Henchell’s arteriosclerosis is apparently the preexisting “heart condition” referred to by the referee in his findings of fact.

Neither Dr. Wecht nor HMIR’s expert witness had personally1 examined Henchell either before or after his death. Henchell’s treating physician declined to express any opinion on the relationship of the accident and surgery to Henchell’s death.

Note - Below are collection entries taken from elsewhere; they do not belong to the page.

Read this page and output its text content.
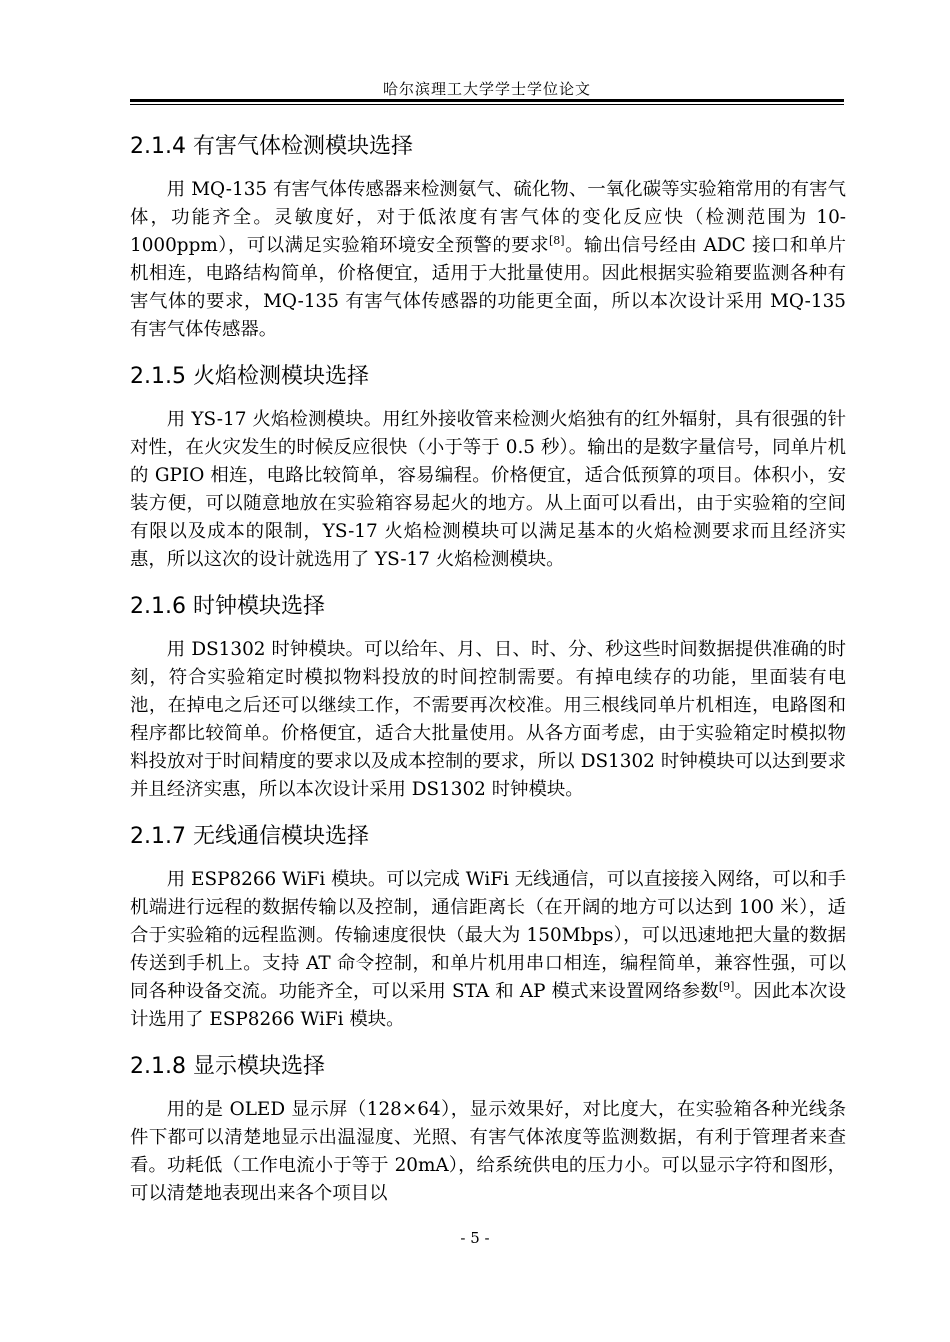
哈尔滨理工大学学士学位论文
2.1.4 有害气体检测模块选择

用 MQ-135 有害气体传感器来检测氨气、硫化物、一氧化碳等实验箱常用的有害气体，功能齐全。灵敏度好，对于低浓度有害气体的变化反应快（检测范围为 10-1000ppm），可以满足实验箱环境安全预警的要求[8]。输出信号经由 ADC 接口和单片机相连，电路结构简单，价格便宜，适用于大批量使用。因此根据实验箱要监测各种有害气体的要求，MQ-135 有害气体传感器的功能更全面，所以本次设计采用 MQ-135 有害气体传感器。

2.1.5 火焰检测模块选择

用 YS-17 火焰检测模块。用红外接收管来检测火焰独有的红外辐射，具有很强的针对性，在火灾发生的时候反应很快（小于等于 0.5 秒）。输出的是数字量信号，同单片机的 GPIO 相连，电路比较简单，容易编程。价格便宜，适合低预算的项目。体积小，安装方便，可以随意地放在实验箱容易起火的地方。从上面可以看出，由于实验箱的空间有限以及成本的限制，YS-17 火焰检测模块可以满足基本的火焰检测要求而且经济实惠，所以这次的设计就选用了 YS-17 火焰检测模块。

2.1.6 时钟模块选择

用 DS1302 时钟模块。可以给年、月、日、时、分、秒这些时间数据提供准确的时刻，符合实验箱定时模拟物料投放的时间控制需要。有掉电续存的功能，里面装有电池，在掉电之后还可以继续工作，不需要再次校准。用三根线同单片机相连，电路图和程序都比较简单。价格便宜，适合大批量使用。从各方面考虑，由于实验箱定时模拟物料投放对于时间精度的要求以及成本控制的要求，所以 DS1302 时钟模块可以达到要求并且经济实惠，所以本次设计采用 DS1302 时钟模块。

2.1.7 无线通信模块选择

用 ESP8266 WiFi 模块。可以完成 WiFi 无线通信，可以直接接入网络，可以和手机端进行远程的数据传输以及控制，通信距离长（在开阔的地方可以达到 100 米），适合于实验箱的远程监测。传输速度很快（最大为 150Mbps），可以迅速地把大量的数据传送到手机上。支持 AT 命令控制，和单片机用串口相连，编程简单，兼容性强，可以同各种设备交流。功能齐全，可以采用 STA 和 AP 模式来设置网络参数[9]。因此本次设计选用了 ESP8266 WiFi 模块。

2.1.8 显示模块选择

用的是 OLED 显示屏（128×64），显示效果好，对比度大，在实验箱各种光线条件下都可以清楚地显示出温湿度、光照、有害气体浓度等监测数据，有利于管理者来查看。功耗低（工作电流小于等于 20mA），给系统供电的压力小。可以显示字符和图形，可以清楚地表现出来各个项目以

- 5 -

The remarks of the referee to which challenge is made are as follows:

I think personally you have established your case. I think at this time, if you could offer medical or something-to that effect. You need the Death Certificate. If there is a funeral bill, you need that. If there are any unpaid hospital bills, you need that. Or Doctor biUs.





Dissenting Opinion

Dissenting Opinion by

Judge Wilkinson, Jr. :

As acknowledged by the majority opinion, the physician who treated the decedent declined to express *29an opinion on the relationship of the accident and surgery to the decedent’s death. The decedent never related the “symptoms” to his doctor that the widow was permitted to testify he related to her. Based on these clearly hearsay statements another physician who never personally examined the decedent was permitted to give the essential medical testimony on which this award is based. I cannot stretch the humanitarian purposes of the act to permit the person who is to benefit to be given such a tempting exception to the hearsay rule. I respectfully dissent.